Thankfully, with the first act out of the way, Lucy really hits it stride, with Besson delivering the style, with a tiny smidgen of substance thrown in for good measure. Lucy is slightly one note as a character, evolving into a emotionless automaton by the end of the movie, but there are flashes of emotion early on from her, especially in a deeply affecting scene where she talks to her mother about memories, previously lost to her, flooding her brain all at once. Jang and his cronies, looking to get their drugs back, do feel shoehorned in (as does Amr Waked's police officer sidekick to Lucy), but the inclusion of a bad guy was needed to tick the action boxes of the plot.
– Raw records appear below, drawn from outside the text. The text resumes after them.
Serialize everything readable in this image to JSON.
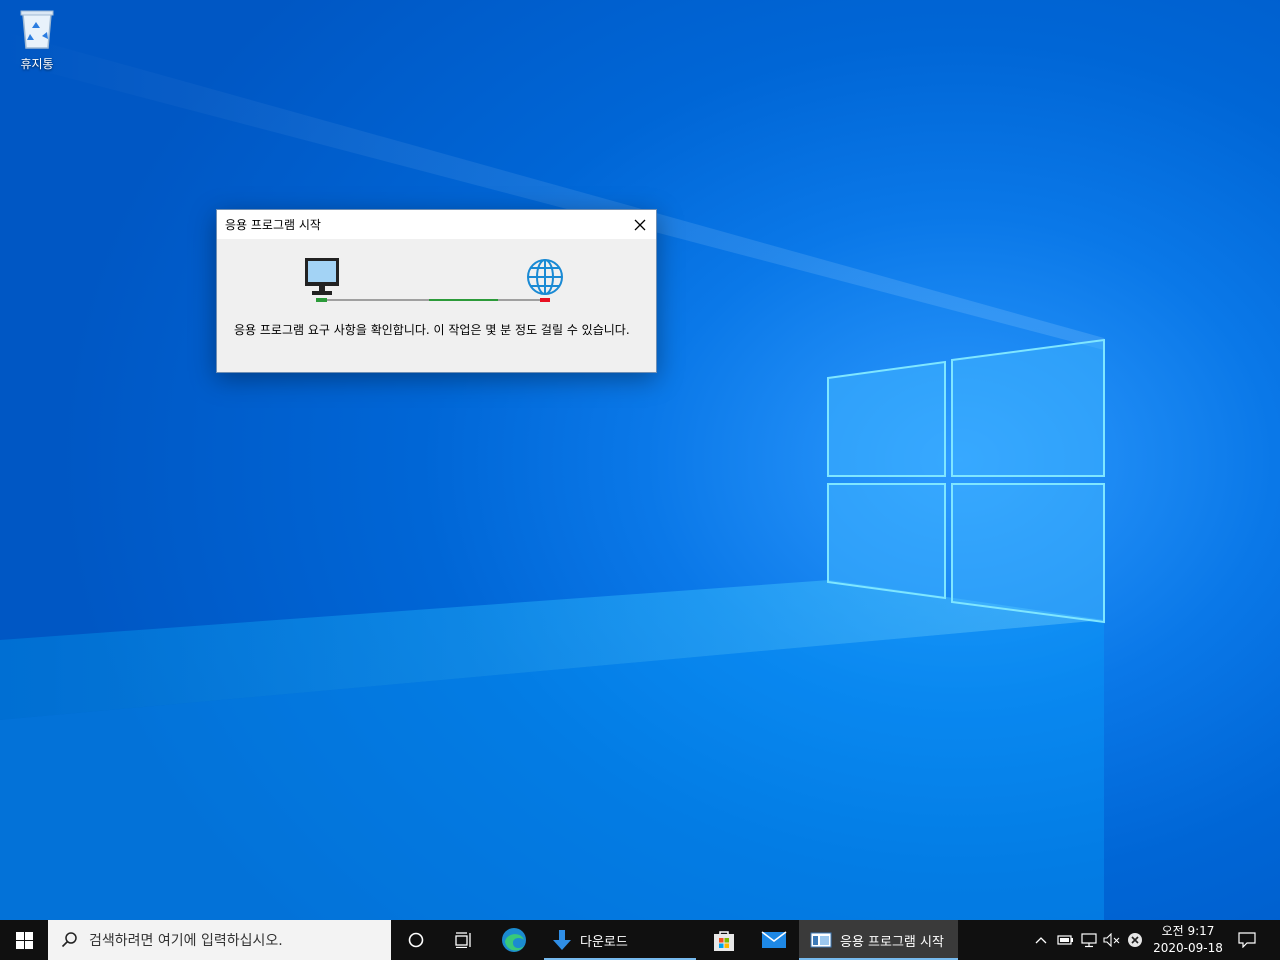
{
  "desktop": {
    "icons": [
      {
        "label": "휴지통",
        "icon": "recycle-bin-icon"
      }
    ]
  },
  "dialog": {
    "title": "응용 프로그램 시작",
    "message": "응용 프로그램 요구 사항을 확인합니다. 이 작업은 몇 분 정도 걸릴 수 있습니다.",
    "icons": {
      "left": "computer-icon",
      "right": "globe-icon"
    }
  },
  "taskbar": {
    "search_placeholder": "검색하려면 여기에 입력하십시오.",
    "items": [
      {
        "label": "다운로드",
        "icon": "download-icon"
      },
      {
        "label": "응용 프로그램 시작",
        "icon": "app-window-icon"
      }
    ],
    "clock": {
      "time": "오전 9:17",
      "date": "2020-09-18"
    }
  },
  "colors": {
    "desktop_blue": "#0a78e8",
    "taskbar": "#101010",
    "progress_green": "#2c9b3a",
    "progress_red": "#e81123"
  }
}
Besson's efforts of late, his English language ones at least, have been poor to say the least, but Lucy sees the man back on form again, delivering some amazing visuals and set pieces, and just constructing a beautiful looking movie. There are some stylistic touches, such as using stock footage to punctuate plot points, that are jarring at first, but considering you are sitting down to watch a movie where woman gets godlike powers from a drug, you should be ready to accept anything.
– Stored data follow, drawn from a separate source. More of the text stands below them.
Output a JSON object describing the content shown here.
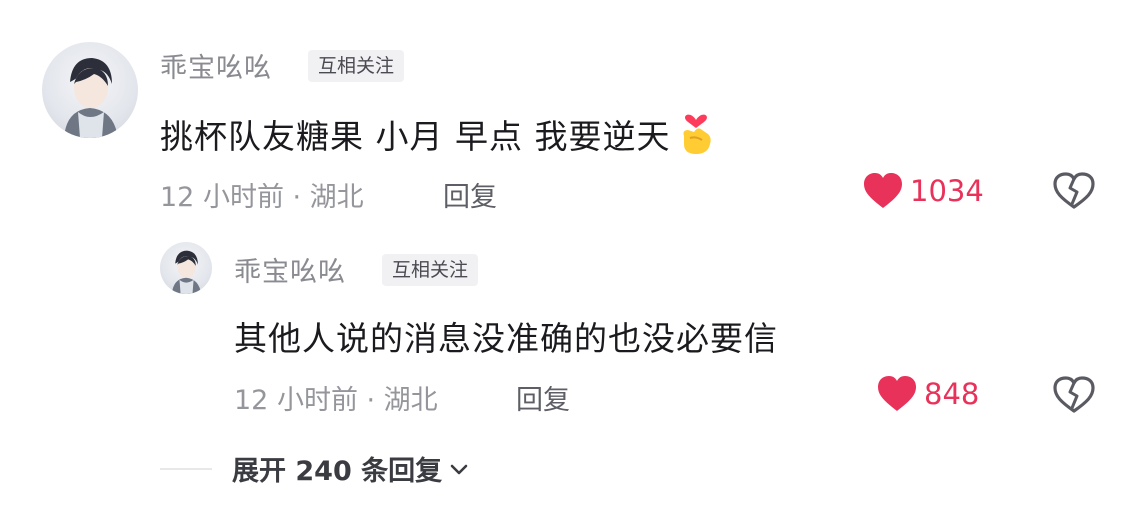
{
  "comments": [
    {
      "name": "乖宝吆吆",
      "tag": "互相关注",
      "text": "挑杯队友糖果 小月 早点 我要逆天",
      "emoji": "finger-heart-emoji",
      "time_location": "12 小时前 · 湖北",
      "reply_label": "回复",
      "likes": "1034"
    },
    {
      "name": "乖宝吆吆",
      "tag": "互相关注",
      "text": "其他人说的消息没准确的也没必要信",
      "time_location": "12 小时前 · 湖北",
      "reply_label": "回复",
      "likes": "848"
    }
  ],
  "expand_replies": "展开 240 条回复",
  "colors": {
    "like": "#e8325a",
    "meta": "#95969c",
    "tag_bg": "#f1f1f3"
  },
  "icons": [
    "heart-icon",
    "broken-heart-icon",
    "chevron-down-icon"
  ]
}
The action scenes come quick, fast, and dominated with CGI, but they do include some edge of your seat stuff, including a fantastic car chase that is not really a chase. It'll make sense when you see it. The second act and much of the third moves along at a great pace, and for a movie with a 89 minute run time, there is quite a lot gong on. But once it has the finale in it's sights, it tips over the line of almost acceptable crazy sci-fi logic it was teetering over, into the realm of undiluted ridiculousness. The movie doesn't exactly fall at the final hurdle, but it is definitely a serious stumble that costs it a ranking.
While it may have helped it to ease up on the throttle of its bonkers plot, Lucy is still a thoroughly entertaining Summer movie, and it is great to have the Besson who entertained us so much in the 90's back.